L’economia cinese sta rallentando, non è un sospetto ma una certezza. Gli scossoni nel comparto azionario di questa estate, proseguiti ciclicamente in autunno e nel nuovo anno, hanno certificato una ‘crisi d’identità’ dell’economia del colosso asiatico. Pechino sinora, sotto molteplici punti di vista, ha mostrato di non possedere una strategia chiara ed univoca, l’ennesima conferma la si è avuta nel recente vertice del G20 a Shangai.
Il summit del 5 marzo, tra i vertici del parlamento, potrebbe regalare una svolta con l’enunciazione del piano quinquennale per l’economia.
Il dispiegamento del nuovo piano quinquennale potrebbe essere l’occasione propizia per comprendere in che direzione si sta muovendo il colosso cinese, soprattutto se una linea strategica chiara ed univoca sia stata elaborata in questi mesi decisamente complessi. Gli ultimi dati in ordine di tempo, giunti a distanza di 24 ore, confermano la tendenza al ridimensionamento della Cina quale super potenza economica in forte espansione. Indice manifatturiero in primis, che da gennaio è calato oltre le aspettative degli analisti. L’annuncio del taglio di posti di lavoro, nell’ambito dell’industria di stato, nell’ordine di circa cinque milioni, ha completato un quadro a tinte fosche.
La Cina paga dazio ad una economia sui generis ma non si può parlare ancora di un vero declino, semmai di un fisiologico riequilibrio in atto.
Ciò che sta accadendo negli ultimi mesi non sorprende più di tanto gli analisti finanziari ed economici, sin dall’inizio della sua espansione economica la Cina veniva vista come un soggetto dalle notevoli potenzialità ma altrettanto ricco di contraddizioni.

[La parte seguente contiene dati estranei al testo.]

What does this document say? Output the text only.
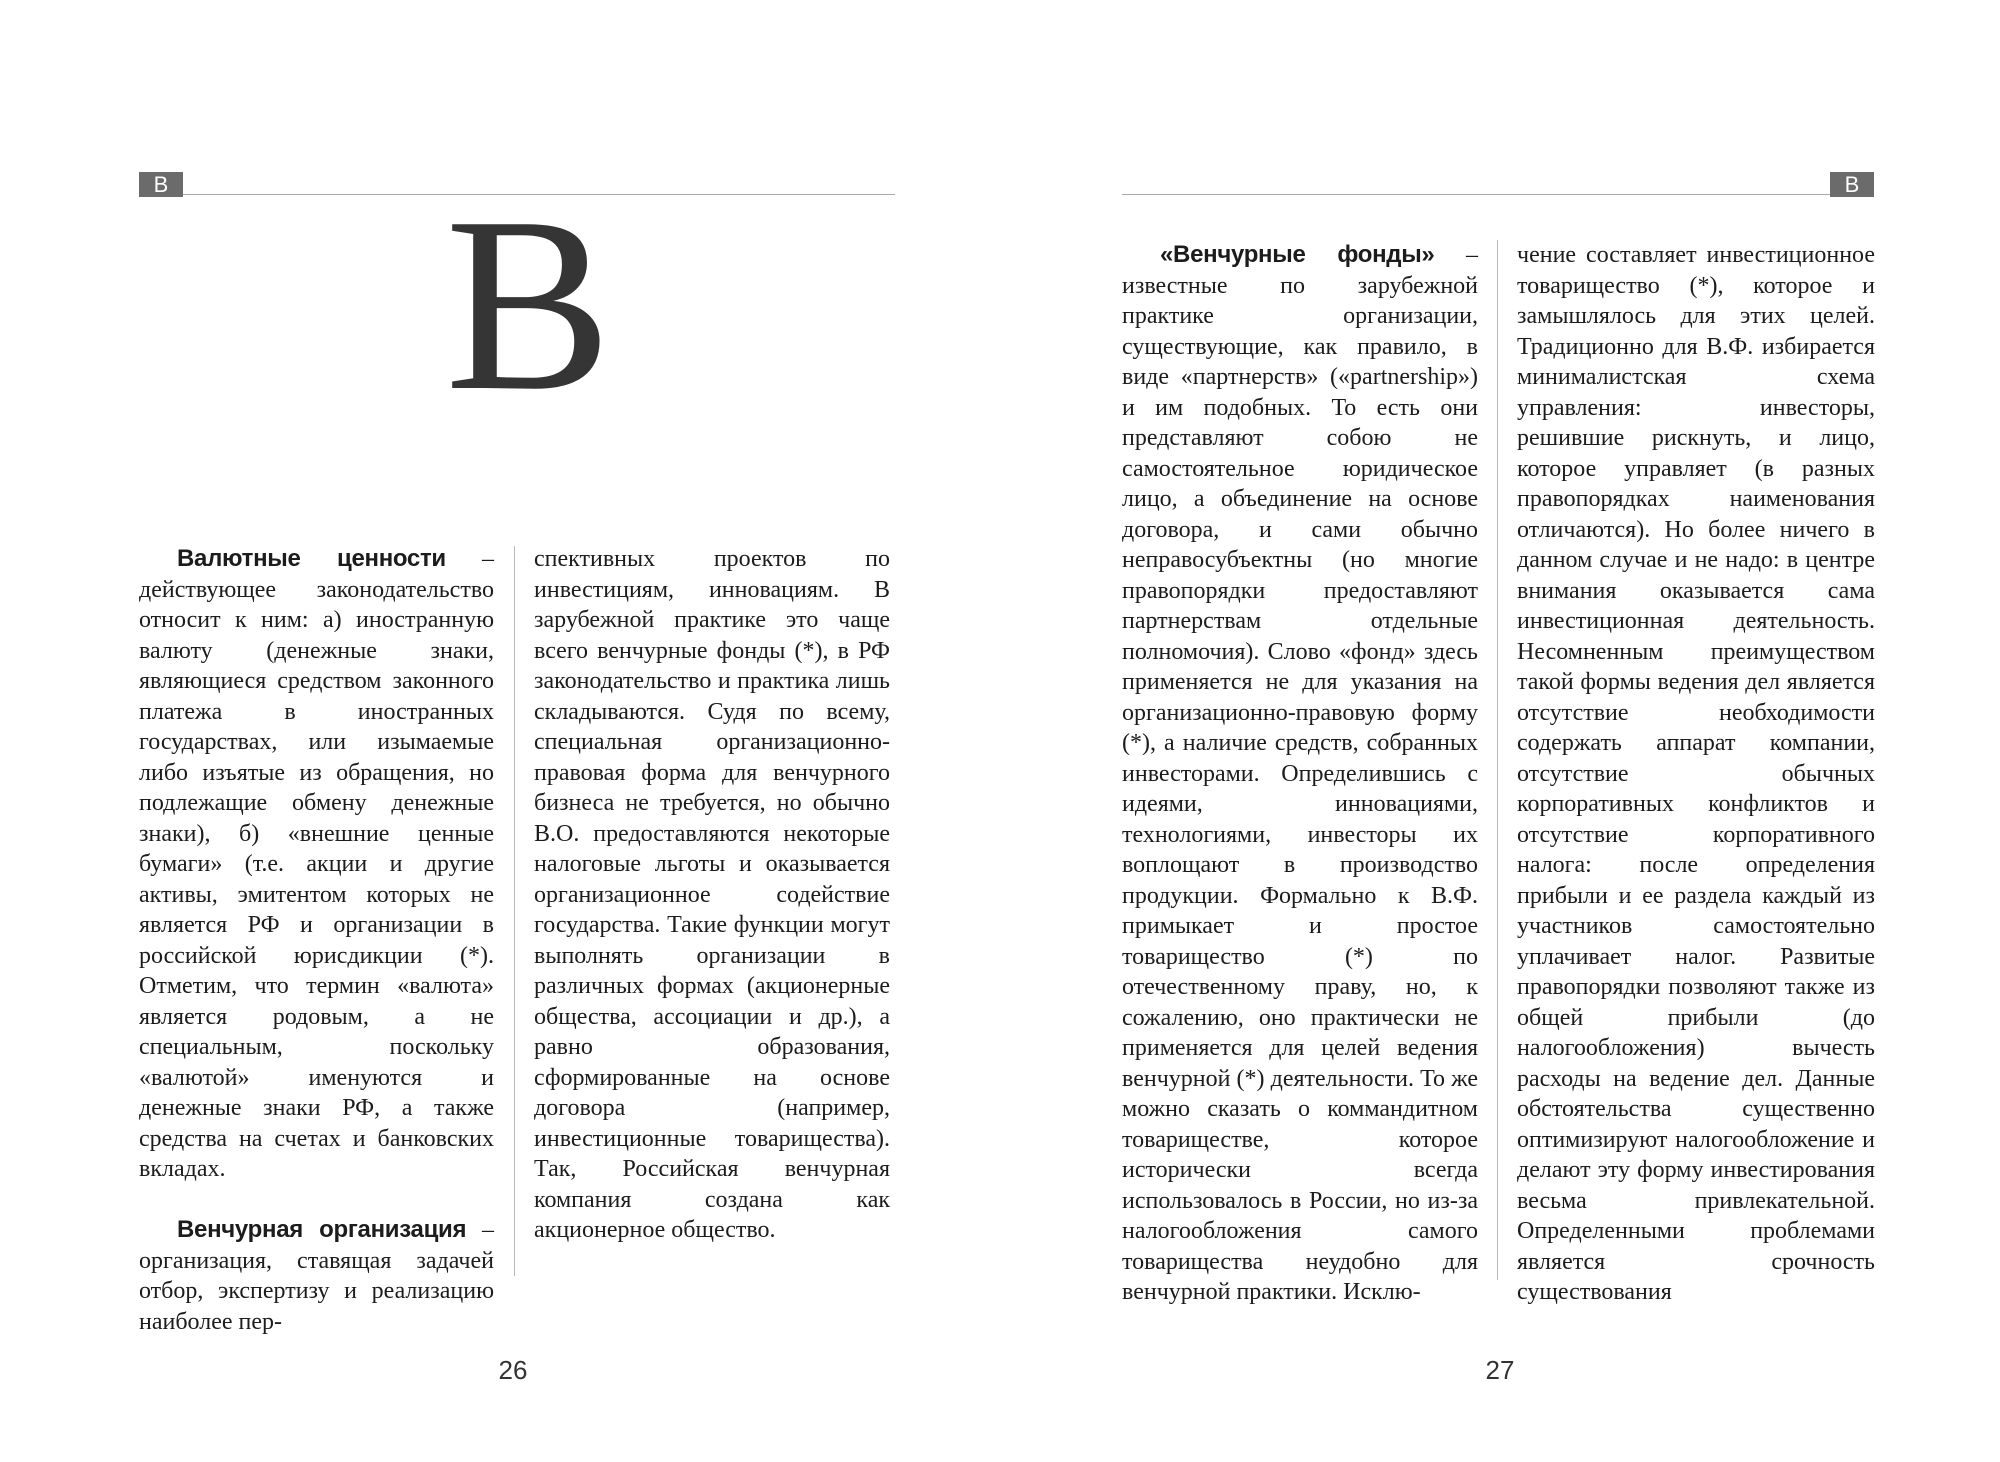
В В

Валютные ценности – действующее законодательство относит к ним: а) иностранную валюту (денежные знаки, являющиеся средством законного платежа в иностранных государствах, или изымаемые либо изъятые из обращения, но подлежащие обмену денежные знаки), б) «внешние ценные бумаги» (т.е. акции и другие активы, эмитентом которых не является РФ и организации в российской юрисдикции (*). Отметим, что термин «валюта» является родовым, а не специальным, поскольку «валютой» именуются и денежные знаки РФ, а также средства на счетах и банковских вкладах.

Венчурная организация – организация, ставящая задачей отбор, экспертизу и реализацию наиболее пер-

спективных проектов по инвестициям, инновациям. В зарубежной практике это чаще всего венчурные фонды (*), в РФ законодательство и практика лишь складываются. Судя по всему, специальная организационно-правовая форма для венчурного бизнеса не требуется, но обычно В.О. предоставляются некоторые налоговые льготы и оказывается организационное содействие государства. Такие функции могут выполнять организации в различных формах (акционерные общества, ассоциации и др.), а равно образования, сформированные на основе договора (например, инвестиционные товарищества). Так, Российская венчурная компания создана как акционерное общество.

26
В

«Венчурные фонды» – известные по зарубежной практике организации, существующие, как правило, в виде «партнерств» («partnership») и им подобных. То есть они представляют собою не самостоятельное юридическое лицо, а объединение на основе договора, и сами обычно неправосубъектны (но многие правопорядки предоставляют партнерствам отдельные полномочия). Слово «фонд» здесь применяется не для указания на организационно-правовую форму (*), а наличие средств, собранных инвесторами. Определившись с идеями, инновациями, технологиями, инвесторы их воплощают в производство продукции. Формально к В.Ф. примыкает и простое товарищество (*) по отечественному праву, но, к сожалению, оно практически не применяется для целей ведения венчурной (*) деятельности. То же можно сказать о коммандитном товариществе, которое исторически всегда использовалось в России, но из-за налогообложения самого товарищества неудобно для венчурной практики. Исклю-

чение составляет инвестиционное товарищество (*), которое и замышлялось для этих целей. Традиционно для В.Ф. избирается минималистская схема управления: инвесторы, решившие рискнуть, и лицо, которое управляет (в разных правопорядках наименования отличаются). Но более ничего в данном случае и не надо: в центре внимания оказывается сама инвестиционная деятельность. Несомненным преимуществом такой формы ведения дел является отсутствие необходимости содержать аппарат компании, отсутствие обычных корпоративных конфликтов и отсутствие корпоративного налога: после определения прибыли и ее раздела каждый из участников самостоятельно уплачивает налог. Развитые правопорядки позволяют также из общей прибыли (до налогообложения) вычесть расходы на ведение дел. Данные обстоятельства существенно оптимизируют налогообложение и делают эту форму инвестирования весьма привлекательной. Определенными проблемами является срочность существования

27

A cominciare dalla radice economica di una nazione che presenta profonde differenze nel tessuto sociale, soprattutto tra le metropoli e le aree rurali. Una via di uscita, prima di un radicale avvitamento dell’economia, potrebbe essere rappresentato dagli investimenti all’estero, politica già in atto ma che potrebbe far registrare un ulteriore slancio nel prossimo quinquennio. Anche e soprattutto per acquisire know-how per l’industria, indispensabile per un ulteriore salto di qualità delle aziende locali.